Il caso Bruno Dumont è sempre più straordinario, nel quadro di una produzione cinematografica che sorprendente arrischia di esserlo sempre di meno. I suoi film intransigenti, tragici, rispettati ma non proprio appetibili a un vasto pubblico come La vie de Jésus, L’humanité o Flandres ci avevano abituato ai suoi personaggi estremi, rassegnati alla condizione immutabile di quel Nord della Francia incastrato nelle pietre, semideserti nella furia del vento o annichiliti dalla calura estiva Un universo personale, austero, sconsolante e animato da una specie di fede istintiva, laica; che quel naturalismo rivelava sotto l’animalesca brutalità, la violenza ancestrale dei personaggi.
Ora, tutto, o quasi, è rimasto identico. I paesaggi, incorniciati con un senso affascinante dell’armonia, gli ambienti, sempre indicativi, “normali” eppure stranianti; e, in definitiva, anche i personaggi e i temi, pur nella loro eccentricità estrema. Allo stesso tempo, dopo la svolta e lo straordinario successo anche di pubblico della mini-serie televisiva Le P’tit Quinquin , tutto è cambiato. Clamorosamente capovolto. L’amarezza nell’animo è forse ancora presente, ma il tono ha subito una trasformazione radicale. Si è fatto a prima vista comico, a tratti esilarante; e poi delirante, surrealista. Una farsa, che non rinuncia a quei sottintesi sociali e politici sui quali poggiavano i suoi drammi precedenti E anche se Ma loute è apparentemente un film epoca, con una famiglia di ricchi borghesi di Tourcoing che trascorre l’estate negli Anni Venti in una villa assurda di stile egiziano (sic) ai bordi della Manica. Ogni componente è una caricatura ambulante. Ma non gratuita; nei segni premonitori, di una degenerazione che non dimentica tante derive attuali.

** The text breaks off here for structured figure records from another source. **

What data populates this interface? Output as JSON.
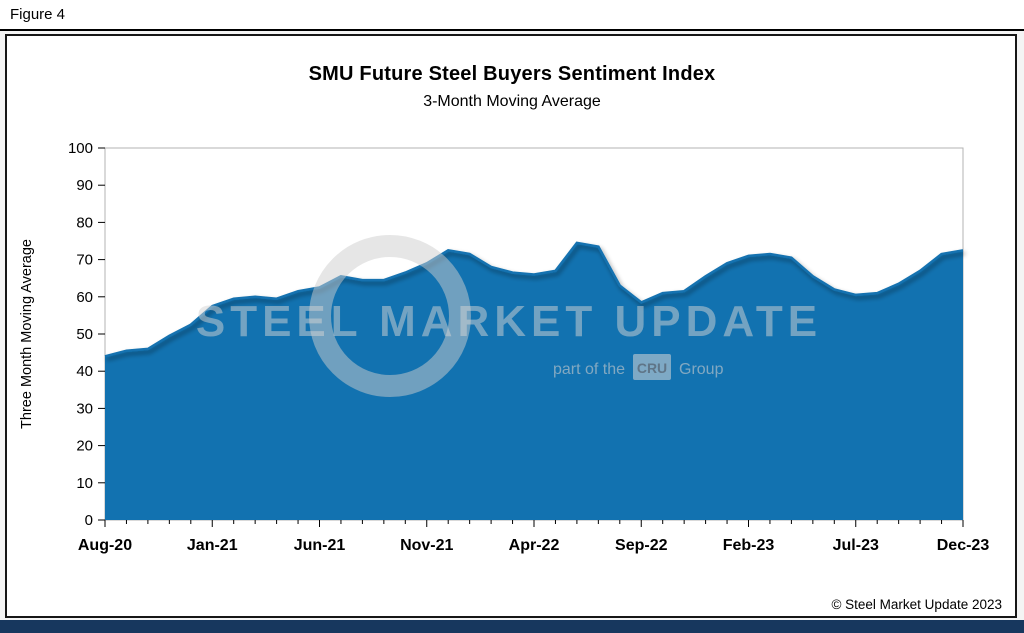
{
  "figure_label": "Figure 4",
  "footer": {
    "copyright": "© Steel Market Update 2023"
  },
  "watermark": {
    "line1": "STEEL MARKET UPDATE",
    "line2_prefix": "part of the",
    "line2_badge": "CRU",
    "line2_suffix": "Group"
  },
  "colors": {
    "area": "#1272b0",
    "bottom_bar": "#17375e",
    "plot_border": "#b3b3b3"
  },
  "chart_data": {
    "type": "area",
    "title": "SMU Future Steel Buyers Sentiment Index",
    "subtitle": "3-Month Moving Average",
    "ylabel": "Three Month Moving Average",
    "xlabel": "",
    "ylim": [
      0,
      100
    ],
    "y_ticks": [
      0,
      10,
      20,
      30,
      40,
      50,
      60,
      70,
      80,
      90,
      100
    ],
    "grid": false,
    "legend": "none",
    "series_color": "#1272b0",
    "xtick_step": 5,
    "xtick_labels": [
      "Aug-20",
      "Jan-21",
      "Jun-21",
      "Nov-21",
      "Apr-22",
      "Sep-22",
      "Feb-23",
      "Jul-23",
      "Dec-23"
    ],
    "x": [
      "Aug-20",
      "Sep-20",
      "Oct-20",
      "Nov-20",
      "Dec-20",
      "Jan-21",
      "Feb-21",
      "Mar-21",
      "Apr-21",
      "May-21",
      "Jun-21",
      "Jul-21",
      "Aug-21",
      "Sep-21",
      "Oct-21",
      "Nov-21",
      "Dec-21",
      "Jan-22",
      "Feb-22",
      "Mar-22",
      "Apr-22",
      "May-22",
      "Jun-22",
      "Jul-22",
      "Aug-22",
      "Sep-22",
      "Oct-22",
      "Nov-22",
      "Dec-22",
      "Jan-23",
      "Feb-23",
      "Mar-23",
      "Apr-23",
      "May-23",
      "Jun-23",
      "Jul-23",
      "Aug-23",
      "Sep-23",
      "Oct-23",
      "Nov-23",
      "Dec-23"
    ],
    "values": [
      44,
      45.5,
      46,
      49.5,
      52.5,
      57.5,
      59.5,
      60,
      59.5,
      61.5,
      62.5,
      65.5,
      64.5,
      64.5,
      66.5,
      69,
      72.5,
      71.5,
      68,
      66.5,
      66,
      67,
      74.5,
      73.5,
      63,
      58.5,
      61,
      61.5,
      65.5,
      69,
      71,
      71.5,
      70.5,
      65.5,
      62,
      60.5,
      61,
      63.5,
      67,
      71.5,
      72.5
    ]
  }
}
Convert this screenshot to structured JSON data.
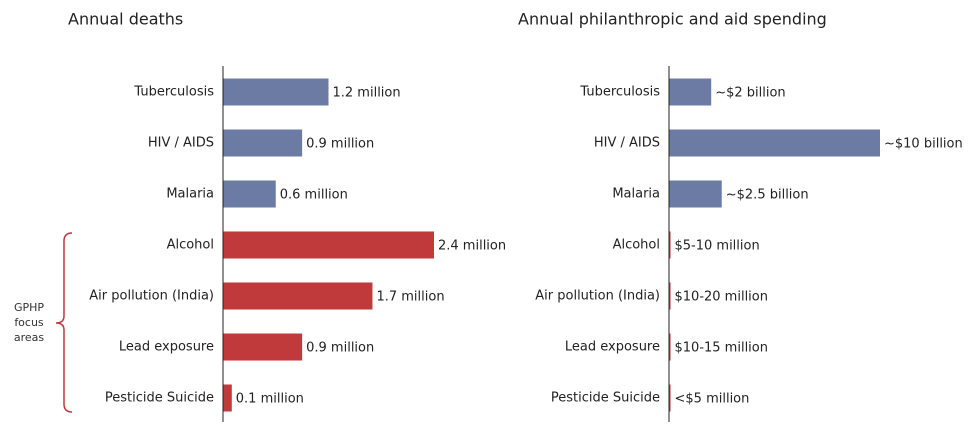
{
  "chart_data": [
    {
      "type": "bar",
      "orientation": "horizontal",
      "title": "Annual deaths",
      "categories": [
        "Tuberculosis",
        "HIV / AIDS",
        "Malaria",
        "Alcohol",
        "Air pollution (India)",
        "Lead exposure",
        "Pesticide Suicide"
      ],
      "values": [
        1.2,
        0.9,
        0.6,
        2.4,
        1.7,
        0.9,
        0.1
      ],
      "value_labels": [
        "1.2 million",
        "0.9 million",
        "0.6 million",
        "2.4 million",
        "1.7 million",
        "0.9 million",
        "0.1 million"
      ],
      "colors": [
        "#6b7ba3",
        "#6b7ba3",
        "#6b7ba3",
        "#c0393b",
        "#c0393b",
        "#c0393b",
        "#c0393b"
      ],
      "annotation": "GPHP focus areas"
    },
    {
      "type": "bar",
      "orientation": "horizontal",
      "title": "Annual philanthropic and aid spending",
      "categories": [
        "Tuberculosis",
        "HIV / AIDS",
        "Malaria",
        "Alcohol",
        "Air pollution (India)",
        "Lead exposure",
        "Pesticide Suicide"
      ],
      "values": [
        2000,
        10000,
        2500,
        7.5,
        15,
        12.5,
        2.5
      ],
      "value_labels": [
        "~$2 billion",
        "~$10 billion",
        "~$2.5 billion",
        "$5-10 million",
        "$10-20 million",
        "$10-15 million",
        "<$5 million"
      ],
      "colors": [
        "#6b7ba3",
        "#6b7ba3",
        "#6b7ba3",
        "#c0393b",
        "#c0393b",
        "#c0393b",
        "#c0393b"
      ]
    }
  ]
}
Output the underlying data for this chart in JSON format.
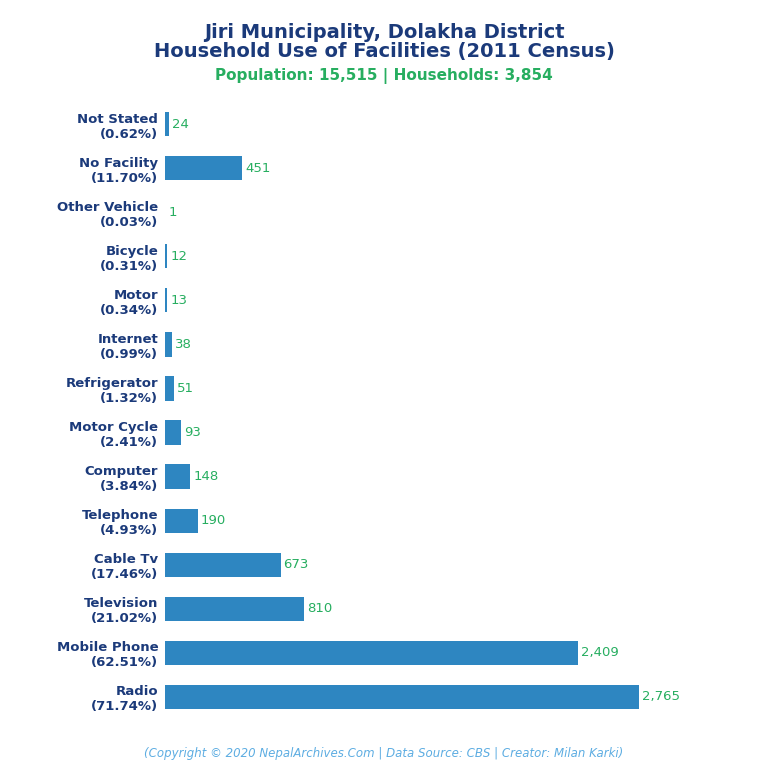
{
  "title_line1": "Jiri Municipality, Dolakha District",
  "title_line2": "Household Use of Facilities (2011 Census)",
  "subtitle": "Population: 15,515 | Households: 3,854",
  "footer": "(Copyright © 2020 NepalArchives.Com | Data Source: CBS | Creator: Milan Karki)",
  "categories": [
    "Not Stated\n(0.62%)",
    "No Facility\n(11.70%)",
    "Other Vehicle\n(0.03%)",
    "Bicycle\n(0.31%)",
    "Motor\n(0.34%)",
    "Internet\n(0.99%)",
    "Refrigerator\n(1.32%)",
    "Motor Cycle\n(2.41%)",
    "Computer\n(3.84%)",
    "Telephone\n(4.93%)",
    "Cable Tv\n(17.46%)",
    "Television\n(21.02%)",
    "Mobile Phone\n(62.51%)",
    "Radio\n(71.74%)"
  ],
  "values": [
    24,
    451,
    1,
    12,
    13,
    38,
    51,
    93,
    148,
    190,
    673,
    810,
    2409,
    2765
  ],
  "bar_color": "#2E86C1",
  "label_color": "#27AE60",
  "title_color": "#1B3A7A",
  "subtitle_color": "#27AE60",
  "footer_color": "#5DADE2",
  "background_color": "#FFFFFF",
  "title_fontsize": 14,
  "subtitle_fontsize": 11,
  "label_fontsize": 9.5,
  "ytick_fontsize": 9.5,
  "footer_fontsize": 8.5
}
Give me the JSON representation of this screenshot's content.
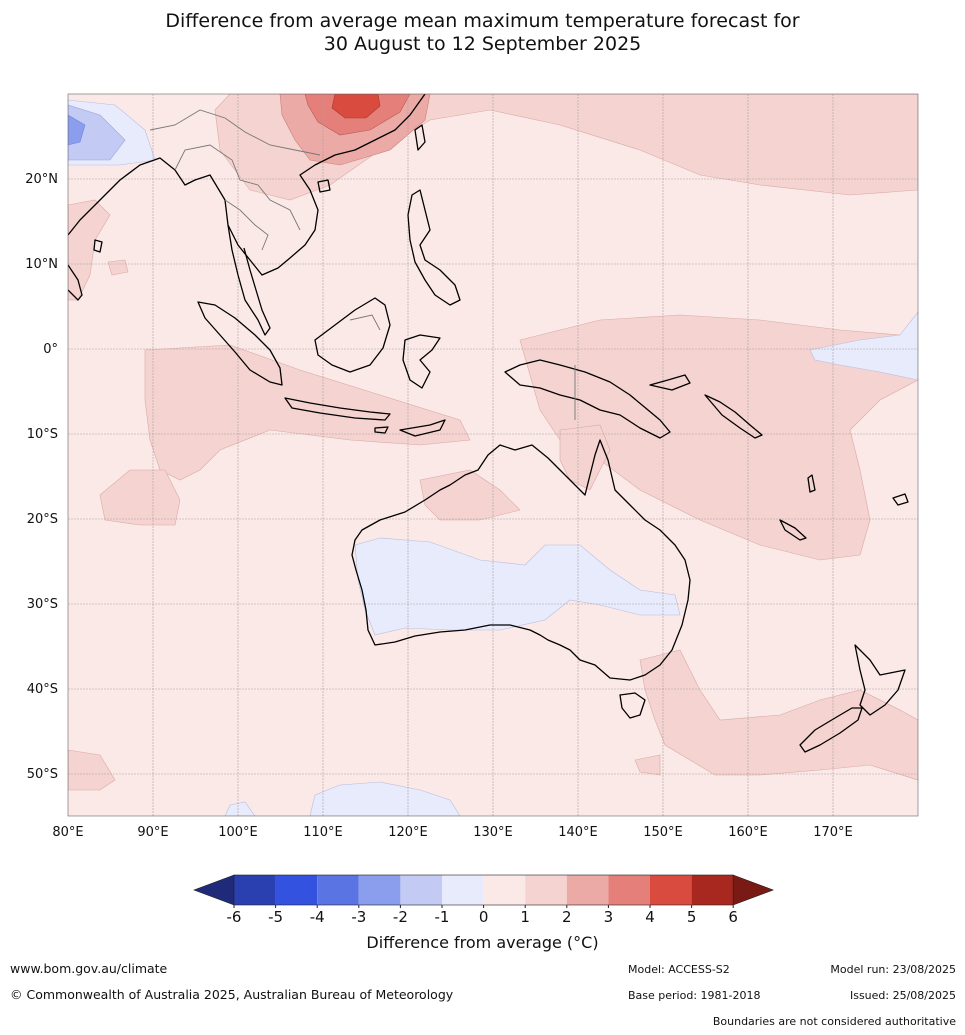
{
  "title": {
    "line1": "Difference from average mean maximum temperature forecast for",
    "line2": "30 August to 12 September 2025"
  },
  "map": {
    "lat_labels": [
      "20°N",
      "10°N",
      "0°",
      "10°S",
      "20°S",
      "30°S",
      "40°S",
      "50°S"
    ],
    "lon_labels": [
      "80°E",
      "90°E",
      "100°E",
      "110°E",
      "120°E",
      "130°E",
      "140°E",
      "150°E",
      "160°E",
      "170°E"
    ],
    "background_color": "#fbe9e7"
  },
  "colorbar": {
    "ticks": [
      "-6",
      "-5",
      "-4",
      "-3",
      "-2",
      "-1",
      "0",
      "1",
      "2",
      "3",
      "4",
      "5",
      "6"
    ],
    "colors": [
      "#1f2a7a",
      "#2a3fb0",
      "#3352e0",
      "#5b74e3",
      "#8b9ded",
      "#c3caf4",
      "#e8ebfb",
      "#fbe9e7",
      "#f4d3d0",
      "#ebaaa6",
      "#e57f79",
      "#d94b3f",
      "#a8281f",
      "#7a1a14"
    ],
    "label": "Difference from average (°C)"
  },
  "footer": {
    "website": "www.bom.gov.au/climate",
    "copyright": "© Commonwealth of Australia 2025, Australian Bureau of Meteorology",
    "model": "Model: ACCESS-S2",
    "base_period": "Base period: 1981-2018",
    "model_run": "Model run: 23/08/2025",
    "issued": "Issued: 25/08/2025",
    "disclaimer": "Boundaries are not considered authoritative"
  }
}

Agli attori in stato di grazia a dir poco euforico, a un Fabrice Luchini incredibilmente pomposo o una Valeria Bruni Tedeschi dall’isteria spassosamente trattenuta, questo permette ogni sorta di fantasia e atteggiamento; in conformità allo stato genialmente sopra le righe di tutto il film.
La visione di Bruno Dumont non induce soltanto a risate: si significa ad ogni istante in un’arte paradossale della citazione che contribuisce a moltiplicare il piacere dello spettatore. Ricorsi continui agli slapstick, (le gag fatte di ruzzoloni da cinema muto che fanno dei due investigatori del film degli emuli di Stanlio e Ollio), di un uso parodistico dei suoni tipico di Jacques Tati; quindi in successione più o meno ordinata, burlesque e gore, situazioni fantastiche o visionarie, riflessi addirittura felliniani o bergmaniani. Certo, sono autori che non avrebbero fatto ricorso al cannibalismo di una famiglia di pescatori di cozze, angeli o demoni, come riflessione (pure questa attuale) sugli abissi crescenti fra miseria e agiatezza estrema. Oggi, però, moralisti si può essere anche in tanti modi.